Seule l'intuition et l'initiation qu'il recevra l'aideront à trouver les réponses. Il a déjà pour lui des bases solides dans l'édification de sa connaissance: il manie les quatre forces essentielles symbolisées par les quatre objets magiques: coupe, bâton, épée, denier.

Il possède le savoir-faire et bénéficie d'une intelligence prompte et d'un esprit alerte. Cela va lui servir car il connait l'instabilité de sa situation: la table où il officie n'a que trois pieds.

Cette carte symbolise également le commencement, l'instant présent, le point de départ, l'activité. Le Bateleur est aussi l'auteur et l'acteur de son devenir qu'il voit se créer en lui-même et se manifester dans l'expression du parcours terrestre que l'on appelle les événements.

source: le Tarot idéographique du Kébec, édition de Mortagne

Sentiments

Nouvelles rencontres, des changements favorables, bons rapports ou amélioration des rapports avec l’entourage.

Professionnel

Entreprises professionnelles facilitées. Augmentation, responsabilités nouvelles.

Domaine financier

Accroissement des finances.

Divers

Les études sont favorisées.

Maux de têtes.

 

 

LAME I - LE BATELEUR / MAGICIEN

- Moralement, vous êtes dans une période de grande soif de connaissance. Vous captez les choses de l'esprit et cela suscite un enthousiasme, l'envie de travailler et d'étudier.

- Dans la maison, vous êtes entouré(e) d'une ambiance plus ou moins laborieuse qui vous donne à la fois le désir d'avancer et de construire.

- A l'extérieur, cette carte signifie celui ou celle qui cherche à s'accomplir dans le domaine professionnel grâce au travail de l'esprit.

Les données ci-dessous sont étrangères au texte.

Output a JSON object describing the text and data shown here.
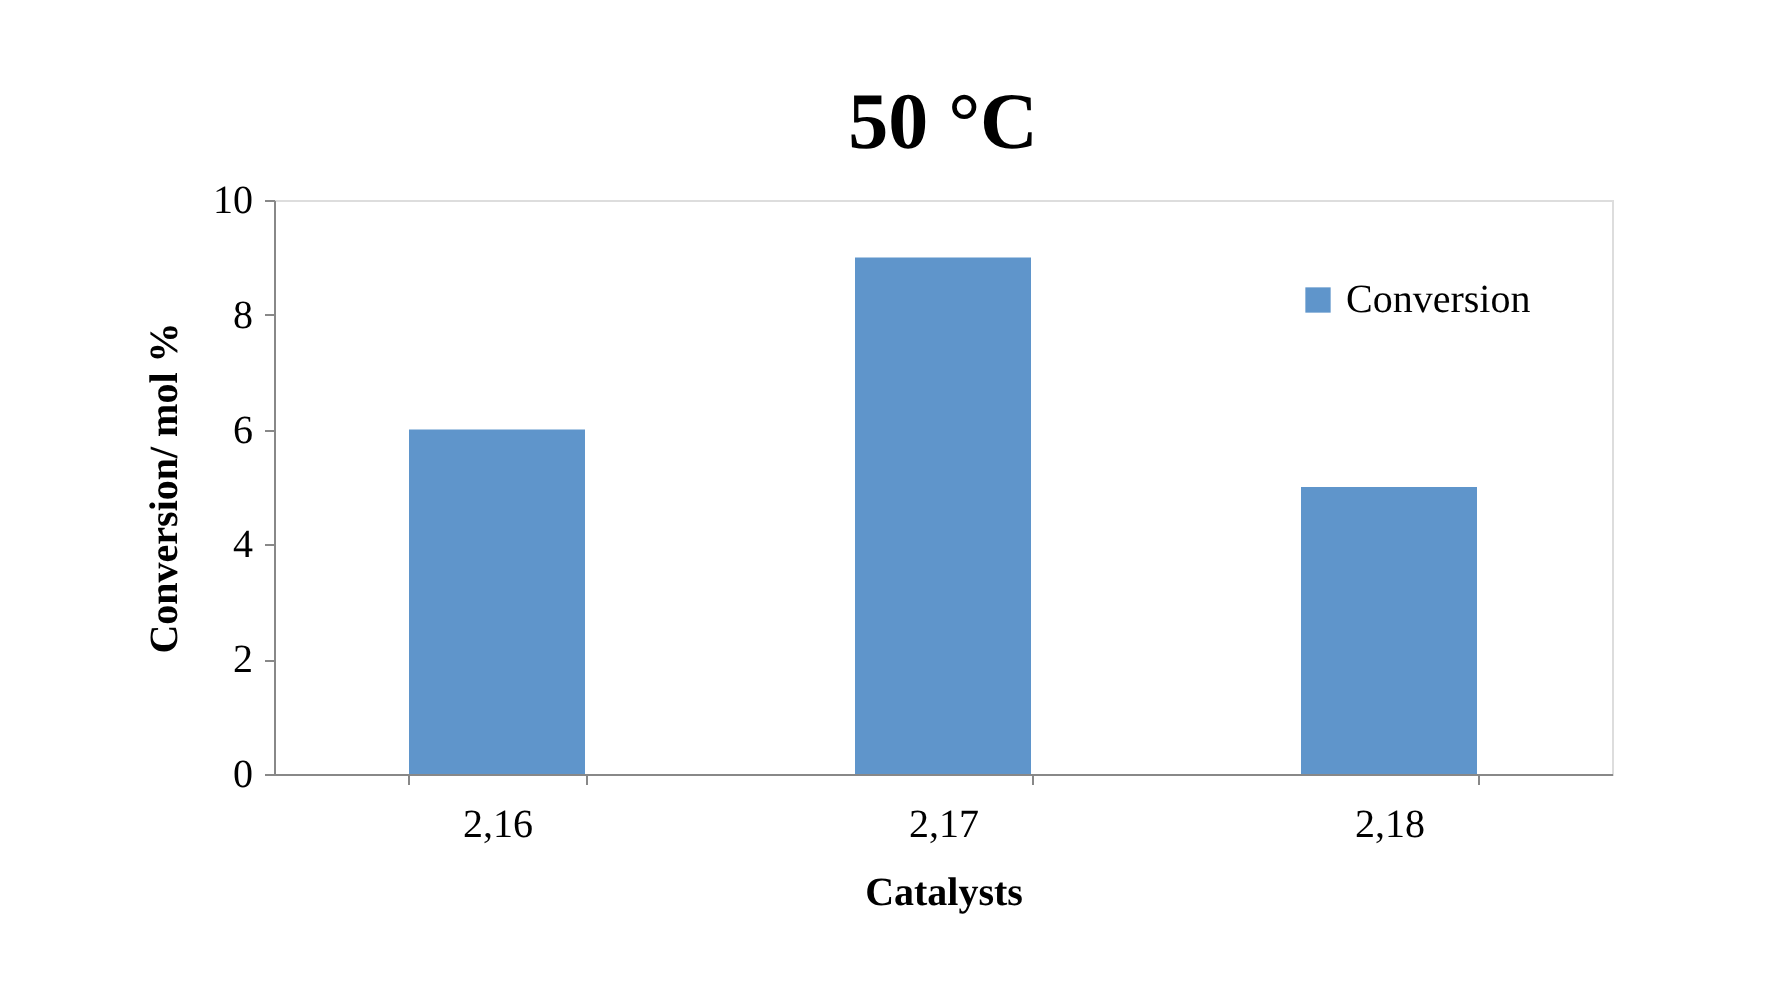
{
  "chart_data": {
    "type": "bar",
    "title": "50 °C",
    "xlabel": "Catalysts",
    "ylabel": "Conversion/ mol %",
    "categories": [
      "2,16",
      "2,17",
      "2,18"
    ],
    "series": [
      {
        "name": "Conversion",
        "color": "#5f95cb",
        "values": [
          6,
          9,
          5
        ]
      }
    ],
    "ylim": [
      0,
      10
    ],
    "yticks": [
      0,
      2,
      4,
      6,
      8,
      10
    ],
    "grid": false,
    "legend": "top right"
  }
}
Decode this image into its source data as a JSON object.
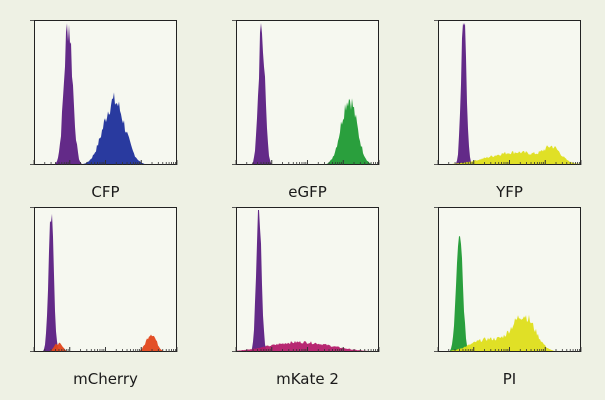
{
  "figure": {
    "background": "#eef1e4",
    "plot_background": "#f6f8f0"
  },
  "chart_data": [
    {
      "type": "area",
      "xlabel": "CFP",
      "series": [
        {
          "color": "#5b1f82",
          "peaks": [
            {
              "center": 0.24,
              "width": 0.03,
              "height": 1.0
            }
          ]
        },
        {
          "color": "#1e2f9a",
          "peaks": [
            {
              "center": 0.56,
              "width": 0.075,
              "height": 0.45
            }
          ]
        }
      ]
    },
    {
      "type": "area",
      "xlabel": "eGFP",
      "series": [
        {
          "color": "#5b1f82",
          "peaks": [
            {
              "center": 0.18,
              "width": 0.022,
              "height": 1.0
            }
          ]
        },
        {
          "color": "#1f9a33",
          "peaks": [
            {
              "center": 0.79,
              "width": 0.055,
              "height": 0.47
            }
          ]
        }
      ]
    },
    {
      "type": "area",
      "xlabel": "YFP",
      "series": [
        {
          "color": "#5b1f82",
          "peaks": [
            {
              "center": 0.18,
              "width": 0.018,
              "height": 1.0
            }
          ]
        },
        {
          "color": "#dede1a",
          "peaks": [
            {
              "center": 0.55,
              "width": 0.2,
              "height": 0.09
            },
            {
              "center": 0.8,
              "width": 0.055,
              "height": 0.09
            }
          ]
        }
      ]
    },
    {
      "type": "area",
      "xlabel": "mCherry",
      "series": [
        {
          "color": "#5b1f82",
          "peaks": [
            {
              "center": 0.12,
              "width": 0.018,
              "height": 1.0
            }
          ]
        },
        {
          "color": "#e2461a",
          "peaks": [
            {
              "center": 0.17,
              "width": 0.03,
              "height": 0.06
            },
            {
              "center": 0.82,
              "width": 0.035,
              "height": 0.13
            }
          ]
        }
      ]
    },
    {
      "type": "area",
      "xlabel": "mKate 2",
      "series": [
        {
          "color": "#5b1f82",
          "peaks": [
            {
              "center": 0.16,
              "width": 0.018,
              "height": 1.0
            }
          ]
        },
        {
          "color": "#b31c6a",
          "peaks": [
            {
              "center": 0.45,
              "width": 0.22,
              "height": 0.07
            }
          ]
        }
      ]
    },
    {
      "type": "area",
      "xlabel": "PI",
      "series": [
        {
          "color": "#1f9a33",
          "peaks": [
            {
              "center": 0.15,
              "width": 0.022,
              "height": 0.92
            }
          ]
        },
        {
          "color": "#dede1a",
          "peaks": [
            {
              "center": 0.6,
              "width": 0.08,
              "height": 0.25
            },
            {
              "center": 0.35,
              "width": 0.12,
              "height": 0.09
            }
          ]
        }
      ]
    }
  ]
}
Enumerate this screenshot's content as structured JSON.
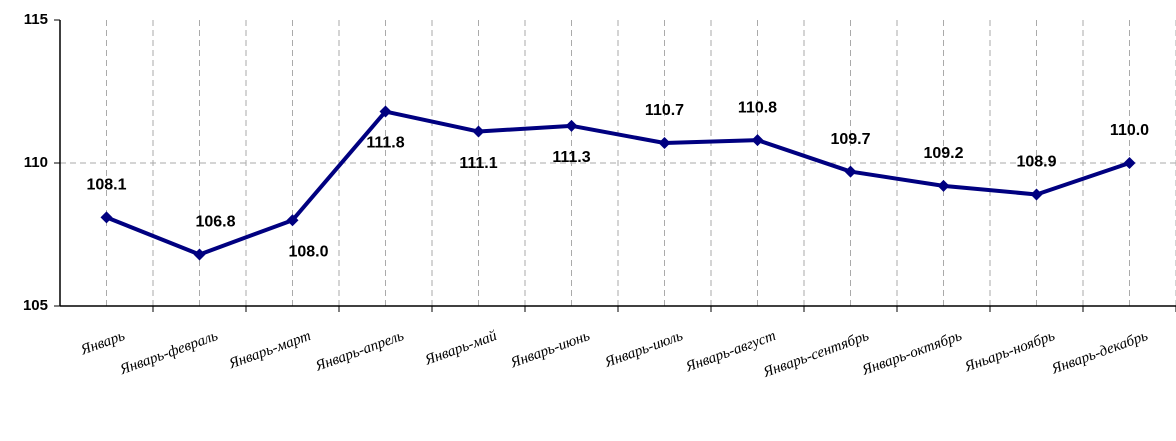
{
  "chart_data": {
    "type": "line",
    "categories": [
      "Январь",
      "Январь-февраль",
      "Январь-март",
      "Январь-апрель",
      "Январь-май",
      "Январь-июнь",
      "Январь-июль",
      "Январь-август",
      "Январь-сентябрь",
      "Январь-октябрь",
      "Яньарь-ноябрь",
      "Январь-декабрь"
    ],
    "series": [
      {
        "color": "#000080",
        "values": [
          108.1,
          106.8,
          108.0,
          111.8,
          111.1,
          111.3,
          110.7,
          110.8,
          109.7,
          109.2,
          108.9,
          110.0
        ],
        "value_labels": [
          "108.1",
          "106.8",
          "108.0",
          "111.8",
          "111.1",
          "111.3",
          "110.7",
          "110.8",
          "109.7",
          "109.2",
          "108.9",
          "110.0"
        ]
      }
    ],
    "ylim": [
      105,
      115
    ],
    "yticks": [
      105,
      110,
      115
    ],
    "grid": true
  }
}
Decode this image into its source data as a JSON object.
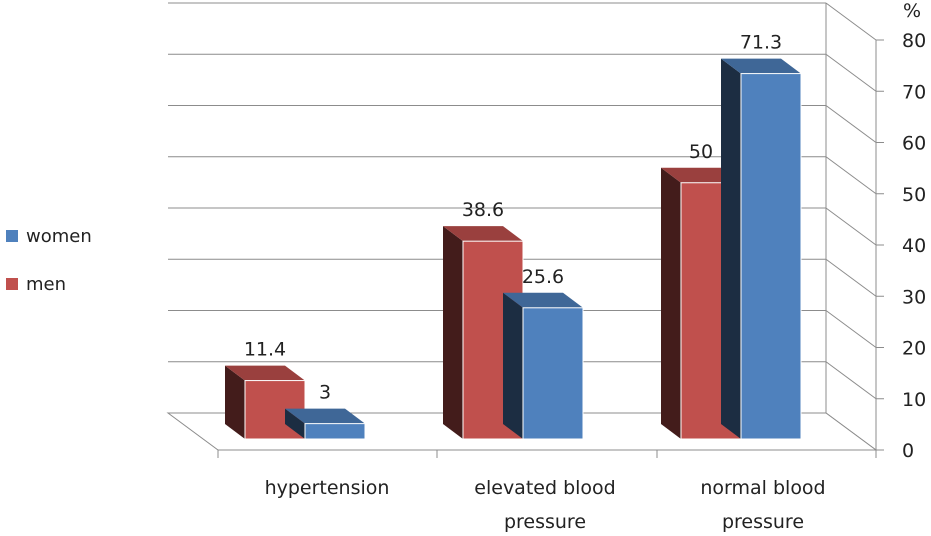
{
  "chart_data": {
    "type": "bar",
    "categories": [
      [
        "hypertension"
      ],
      [
        "elevated blood",
        "pressure"
      ],
      [
        "normal blood",
        "pressure"
      ]
    ],
    "series": [
      {
        "name": "men",
        "values": [
          11.4,
          38.6,
          50
        ],
        "color": "#c0504d"
      },
      {
        "name": "women",
        "values": [
          3,
          25.6,
          71.3
        ],
        "color": "#4f81bd"
      }
    ],
    "data_labels": {
      "men": [
        "11.4",
        "38.6",
        "50"
      ],
      "women": [
        "3",
        "25.6",
        "71.3"
      ]
    },
    "ylim": [
      0,
      80
    ],
    "yticks": [
      0,
      10,
      20,
      30,
      40,
      50,
      60,
      70,
      80
    ],
    "y_unit": "%",
    "grid": true,
    "legend_position": "left",
    "style": "3d-clustered-column"
  },
  "legend": [
    {
      "label": "women",
      "color": "#4f81bd"
    },
    {
      "label": "men",
      "color": "#c0504d"
    }
  ]
}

- L'avenir s'annonce bienveillant et studieux. Un travail vous prendra beaucoup à coeur. Vous parviendrez à une harmonisation entre la vie intellectuelle et la vie spirituelle.

- En résumé, celle lame est positive et traduit la nécessité absolue de se pencher sur le travail. Comme le dit Voltaire : "... le travail éloigne de nous trois grands maux : l'ennui, le vice et le besoin."